Fourth, we assessed the methodological quality of studies in accordance with previously described standards for the preclinical development of neuroprotective drugs, with minor modifications [18]. Overall, we found that the quality of the included studies was poor. Many of the studies failed to report blinded outcome assessments, which is recommended for open-label trials to reduce bias.

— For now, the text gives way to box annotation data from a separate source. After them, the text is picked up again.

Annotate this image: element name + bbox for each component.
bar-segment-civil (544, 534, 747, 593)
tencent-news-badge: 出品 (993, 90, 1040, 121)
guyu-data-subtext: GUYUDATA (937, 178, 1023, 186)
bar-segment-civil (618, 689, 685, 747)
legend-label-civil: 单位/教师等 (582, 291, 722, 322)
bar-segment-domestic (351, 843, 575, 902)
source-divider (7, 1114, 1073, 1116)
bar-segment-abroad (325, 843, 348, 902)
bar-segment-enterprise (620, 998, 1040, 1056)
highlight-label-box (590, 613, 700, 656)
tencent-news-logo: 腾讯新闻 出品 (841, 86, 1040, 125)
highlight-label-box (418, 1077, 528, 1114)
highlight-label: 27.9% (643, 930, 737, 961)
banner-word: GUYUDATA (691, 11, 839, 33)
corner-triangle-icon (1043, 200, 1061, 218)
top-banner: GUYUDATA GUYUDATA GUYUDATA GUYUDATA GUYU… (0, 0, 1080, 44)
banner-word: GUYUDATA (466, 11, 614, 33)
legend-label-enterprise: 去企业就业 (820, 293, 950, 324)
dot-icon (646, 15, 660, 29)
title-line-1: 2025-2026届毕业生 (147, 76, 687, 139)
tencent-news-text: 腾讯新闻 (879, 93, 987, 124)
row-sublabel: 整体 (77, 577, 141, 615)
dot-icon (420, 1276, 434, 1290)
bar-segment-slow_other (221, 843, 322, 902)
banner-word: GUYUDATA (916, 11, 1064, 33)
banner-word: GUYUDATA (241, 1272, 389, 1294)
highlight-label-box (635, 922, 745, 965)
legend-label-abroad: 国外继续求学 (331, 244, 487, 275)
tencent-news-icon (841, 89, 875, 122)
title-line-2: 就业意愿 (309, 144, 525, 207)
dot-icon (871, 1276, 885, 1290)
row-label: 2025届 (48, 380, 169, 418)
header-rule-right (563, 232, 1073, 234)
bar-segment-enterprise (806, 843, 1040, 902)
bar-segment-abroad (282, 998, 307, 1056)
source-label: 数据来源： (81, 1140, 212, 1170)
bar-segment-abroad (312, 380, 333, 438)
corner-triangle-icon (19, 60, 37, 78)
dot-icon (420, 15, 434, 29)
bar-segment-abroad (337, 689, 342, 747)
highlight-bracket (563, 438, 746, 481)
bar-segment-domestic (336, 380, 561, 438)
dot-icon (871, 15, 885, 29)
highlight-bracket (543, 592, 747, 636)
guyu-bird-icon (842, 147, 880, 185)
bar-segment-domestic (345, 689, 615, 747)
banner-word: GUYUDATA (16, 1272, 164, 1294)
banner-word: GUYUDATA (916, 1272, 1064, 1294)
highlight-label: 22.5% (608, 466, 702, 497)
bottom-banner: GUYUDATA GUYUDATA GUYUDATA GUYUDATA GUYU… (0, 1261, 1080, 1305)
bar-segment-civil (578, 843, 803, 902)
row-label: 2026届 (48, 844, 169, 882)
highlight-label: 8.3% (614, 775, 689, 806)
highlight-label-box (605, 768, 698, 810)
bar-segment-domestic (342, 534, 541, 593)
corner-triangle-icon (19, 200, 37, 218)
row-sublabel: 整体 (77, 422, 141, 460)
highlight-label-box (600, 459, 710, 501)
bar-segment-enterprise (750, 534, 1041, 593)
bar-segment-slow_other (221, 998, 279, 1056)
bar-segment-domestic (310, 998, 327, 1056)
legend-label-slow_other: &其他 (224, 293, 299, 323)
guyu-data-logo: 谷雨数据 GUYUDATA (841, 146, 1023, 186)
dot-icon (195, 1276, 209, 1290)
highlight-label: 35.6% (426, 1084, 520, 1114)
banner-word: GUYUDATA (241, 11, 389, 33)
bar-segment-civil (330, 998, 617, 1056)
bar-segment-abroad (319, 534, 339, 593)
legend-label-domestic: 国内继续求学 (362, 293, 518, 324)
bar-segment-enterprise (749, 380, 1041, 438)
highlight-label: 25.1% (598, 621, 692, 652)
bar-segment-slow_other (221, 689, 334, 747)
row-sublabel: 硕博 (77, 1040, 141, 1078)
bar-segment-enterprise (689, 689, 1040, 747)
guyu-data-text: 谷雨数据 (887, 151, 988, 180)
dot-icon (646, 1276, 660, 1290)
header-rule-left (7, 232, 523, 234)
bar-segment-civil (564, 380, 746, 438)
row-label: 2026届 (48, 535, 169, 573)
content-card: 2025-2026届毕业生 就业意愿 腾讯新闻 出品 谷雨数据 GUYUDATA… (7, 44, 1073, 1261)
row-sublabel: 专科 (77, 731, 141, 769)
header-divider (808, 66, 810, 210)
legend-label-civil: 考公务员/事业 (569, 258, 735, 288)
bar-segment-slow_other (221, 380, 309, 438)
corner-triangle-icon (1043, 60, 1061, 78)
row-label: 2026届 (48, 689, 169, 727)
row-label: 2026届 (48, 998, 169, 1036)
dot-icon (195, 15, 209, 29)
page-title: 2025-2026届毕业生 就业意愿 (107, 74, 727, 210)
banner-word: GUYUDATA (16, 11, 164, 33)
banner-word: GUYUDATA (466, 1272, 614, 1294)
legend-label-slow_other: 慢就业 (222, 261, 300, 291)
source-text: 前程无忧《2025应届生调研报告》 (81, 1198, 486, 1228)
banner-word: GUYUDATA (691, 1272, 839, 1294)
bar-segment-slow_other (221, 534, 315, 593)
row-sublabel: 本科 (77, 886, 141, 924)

Patient, clinician, and/or assessor awareness of the treatment assignment may influence outcome reporting or measurements and introduce bias [50]. Moreover, although it is important to judge the efficacy of a new drug or therapy, no study reported sample size calculations [51], which should be calculated during the planning phase of the study to evaluate the accuracy of a priori estimates and assist in the design of future experiments [52]. Furthermore, lower quality studies showed a trend towards better retention memory outcomes. Therefore, the global estimated effect of TSG on cognition may be overstated in low quality studies. In addition, studies that included female animals failed to describe their hormonal cycle, which may influence behaviour, body physiology, and cognitive and learning-related performance, and should be accounted for in the experimental design (e.g., by increasing power and/or balancing the randomization of animals across groups) [24, 53].

Fifth, an increasing number of reports on adverse effects and hepatotoxicity of PMT products have been reported in patients [54]. TSG, the main water-soluble active component of PMT, was considered the major cause of hepatotoxicity [55, 56]. Nonetheless, no study reported any data on the safety and toxicity of TSG perhaps due to the perception that herbal agents are safe because they are natural products and have a long history of use. Along with the medical use and researches of herbal medicines increased, toxicity and safety of those medicinal materials had become the crucial concerns [57]. It is essential to design additional well-designed and detailed experimental studies to evaluate the safety of TSG before human clinical studies and application.

Conclusions

Despite its limitations, this systematic review and meta-analysis demonstrates that TSG may reduce cognitive deficits in animal models of AD and indicate a potential therapeutic role of TSG in AD therapy. However, additional scientific experimental studies are needed to evaluate the safety of TSG before human clinical studies and application.